Well I finally took the plunge and purchased a new camera for my toolbox. It was a long time coming, but I mustered up the courage to buy my first large format monorail camera. At a local camera shop I found a very good Cambo Cadet 4x5 Monorail with two lenses, a hard case, ten film holders, several boxes of 4x5 film, and more for a fraction of the price one buys a fancy new digital camera. After talking to the salesperson behind the counter for about five minutes I realized I couldn't pass up such a good deal.

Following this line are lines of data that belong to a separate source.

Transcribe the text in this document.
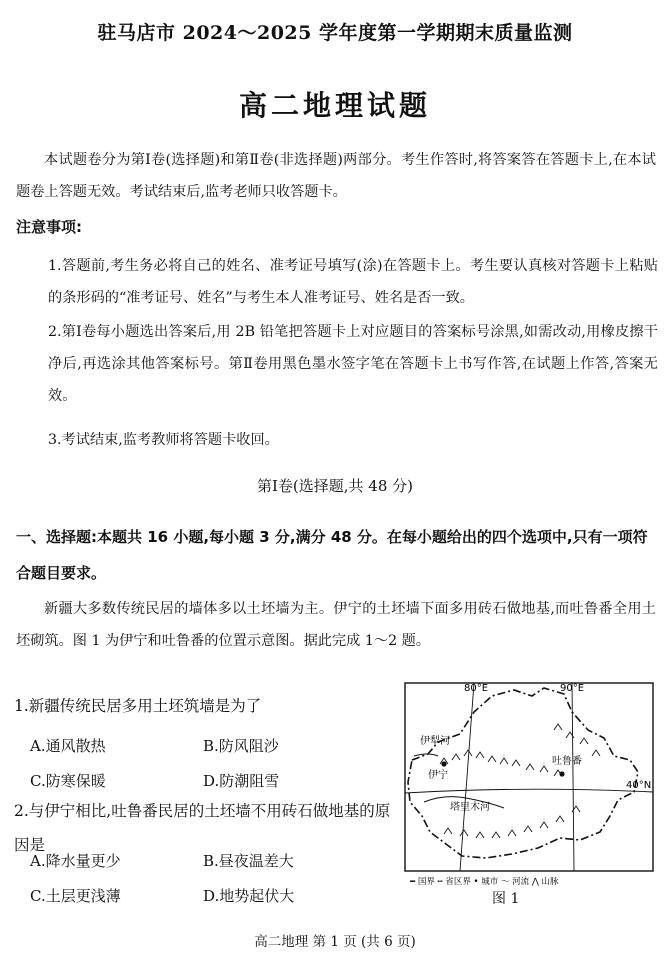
驻马店市 2024～2025 学年度第一学期期末质量监测
高二地理试题
本试题卷分为第Ⅰ卷(选择题)和第Ⅱ卷(非选择题)两部分。考生作答时,将答案答在答题卡上,在本试题卷上答题无效。考试结束后,监考老师只收答题卡。
注意事项:
1.答题前,考生务必将自己的姓名、准考证号填写(涂)在答题卡上。考生要认真核对答题卡上粘贴的条形码的“准考证号、姓名”与考生本人准考证号、姓名是否一致。
2.第Ⅰ卷每小题选出答案后,用 2B 铅笔把答题卡上对应题目的答案标号涂黑,如需改动,用橡皮擦干净后,再选涂其他答案标号。第Ⅱ卷用黑色墨水签字笔在答题卡上书写作答,在试题上作答,答案无效。
3.考试结束,监考教师将答题卡收回。
第Ⅰ卷(选择题,共 48 分)
一、选择题:本题共 16 小题,每小题 3 分,满分 48 分。在每小题给出的四个选项中,只有一项符合题目要求。
新疆大多数传统民居的墙体多以土坯墙为主。伊宁的土坯墙下面多用砖石做地基,而吐鲁番全用土坯砌筑。图 1 为伊宁和吐鲁番的位置示意图。据此完成 1～2 题。
1.新疆传统民居多用土坯筑墙是为了
A.通风散热	B.防风阻沙
C.防寒保暖	D.防潮阻雪
2.与伊宁相比,吐鲁番民居的土坯墙不用砖石做地基的原因是
A.降水量更少	B.昼夜温差大
C.土层更浅薄	D.地势起伏大
80°E	90°E
40°N
伊犁河
伊宁
吐鲁番
塔里木河
━ 国界 ┅ 省区界 • 城市 ～ 河流 ⋀ 山脉
图 1
高二地理 第 1 页 (共 6 页)
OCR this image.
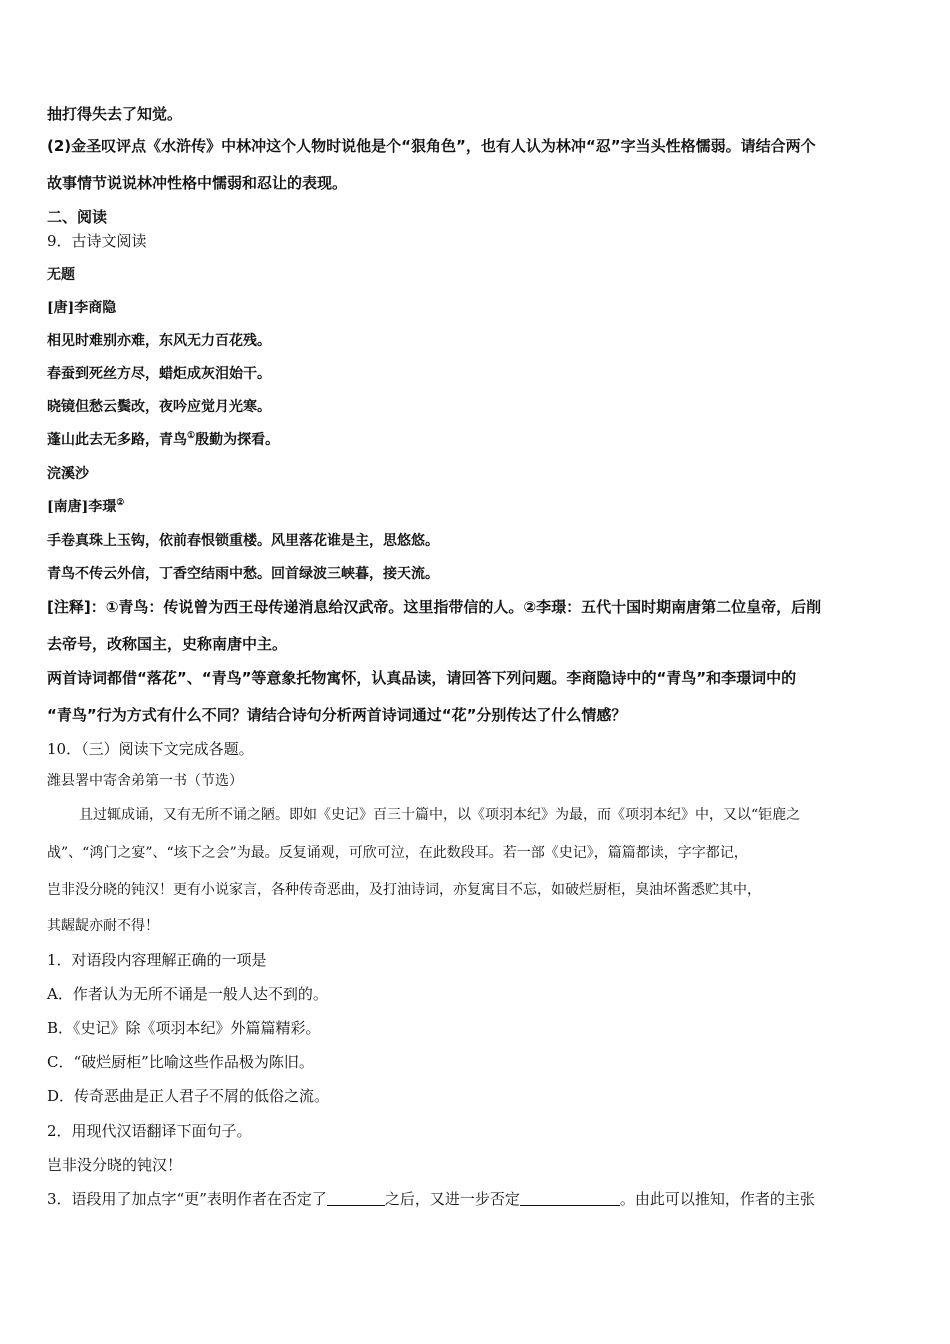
抽打得失去了知觉。
(2)金圣叹评点《水浒传》中林冲这个人物时说他是个“狠角色”，也有人认为林冲“忍”字当头性格懦弱。请结合两个
故事情节说说林冲性格中懦弱和忍让的表现。
二、阅读
9．古诗文阅读
无题
[唐]李商隐
相见时难别亦难，东风无力百花残。
春蚕到死丝方尽，蜡炬成灰泪始干。
晓镜但愁云鬓改，夜吟应觉月光寒。
蓬山此去无多路，青鸟①殷勤为探看。
浣溪沙
[南唐]李璟②
手卷真珠上玉钩，依前春恨锁重楼。风里落花谁是主，思悠悠。
青鸟不传云外信，丁香空结雨中愁。回首绿波三峡暮，接天流。
[注释]：①青鸟：传说曾为西王母传递消息给汉武帝。这里指带信的人。②李璟：五代十国时期南唐第二位皇帝，后削
去帝号，改称国主，史称南唐中主。
两首诗词都借“落花”、“青鸟”等意象托物寓怀，认真品读，请回答下列问题。李商隐诗中的“青鸟”和李璟词中的
“青鸟”行为方式有什么不同？请结合诗句分析两首诗词通过“花”分别传达了什么情感？
10．（三）阅读下文完成各题。
潍县署中寄舍弟第一书（节选）
且过辄成诵，又有无所不诵之陋。即如《史记》百三十篇中，以《项羽本纪》为最，而《项羽本纪》中，又以“钜鹿之
战”、“鸿门之宴”、“垓下之会”为最。反复诵观，可欣可泣，在此数段耳。若一部《史记》，篇篇都读，字字都记，
岂非没分晓的钝汉！更有小说家言，各种传奇恶曲，及打油诗词，亦复寓目不忘，如破烂厨柜，臭油坏酱悉贮其中，
其龌龊亦耐不得！
1．对语段内容理解正确的一项是
A．作者认为无所不诵是一般人达不到的。
B．《史记》除《项羽本纪》外篇篇精彩。
C．“破烂厨柜”比喻这些作品极为陈旧。
D．传奇恶曲是正人君子不屑的低俗之流。
2．用现代汉语翻译下面句子。
岂非没分晓的钝汉！
3．语段用了加点字“更”表明作者在否定了	之后，又进一步否定	。由此可以推知，作者的主张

Now, I'm not a total newbie when it comes to large format film. I've been using a Crown Graphic for many years and I regularly use sheet film in sizes up to 8x10 for pinhole work. However, a monorail camera with its infinite movements, incredibly sharp lenses (mine came with two Schneider models), and wealth of creative options is a whole new animal. I've put off buying a monorail camera because well, it sort of intimidates me.
But now it is time to just suck it up and give this new beauty a go.
As soon as I got the Cadet 4x5 home and gave it a quick once over to test out all the controls and movements and then dragged my girlfriend out onto the front porch to do a couple of test shots. I will most likely do a more in depth review of the camera in the coming months but my first impressions are very good. I've read about a lot large format purists criticizing the Cadet for the many plastic gears and knobs on the camera, but as far as I'm concerned that isn't a bad thing. Considering I plan on taking this thing out into the woods I'm not going to complain about the savings in bulk and weight. Plus, I don't get the sense that the Cadet is going to fall apart on me.
After only two shots with the Cadet 4x5 I can also tell that one of my biggest learning curves is going to be dealing with, and in many cases embracing, the extreme sharpness of working with 4x5 and quality glass. I realize it sounds odd to describe this as a challenge, but I've never been a photographer who strives for extreme detail in my work. In fact, a lot of times I strive for a bit of softness and "haze" in my images.
Even though both of the portraits in this post were done wide open at f/5.6 the level of sharpness and detail is incredible. Getting these negatives into the darkroom to do some printing is going to be a real treat to say the least.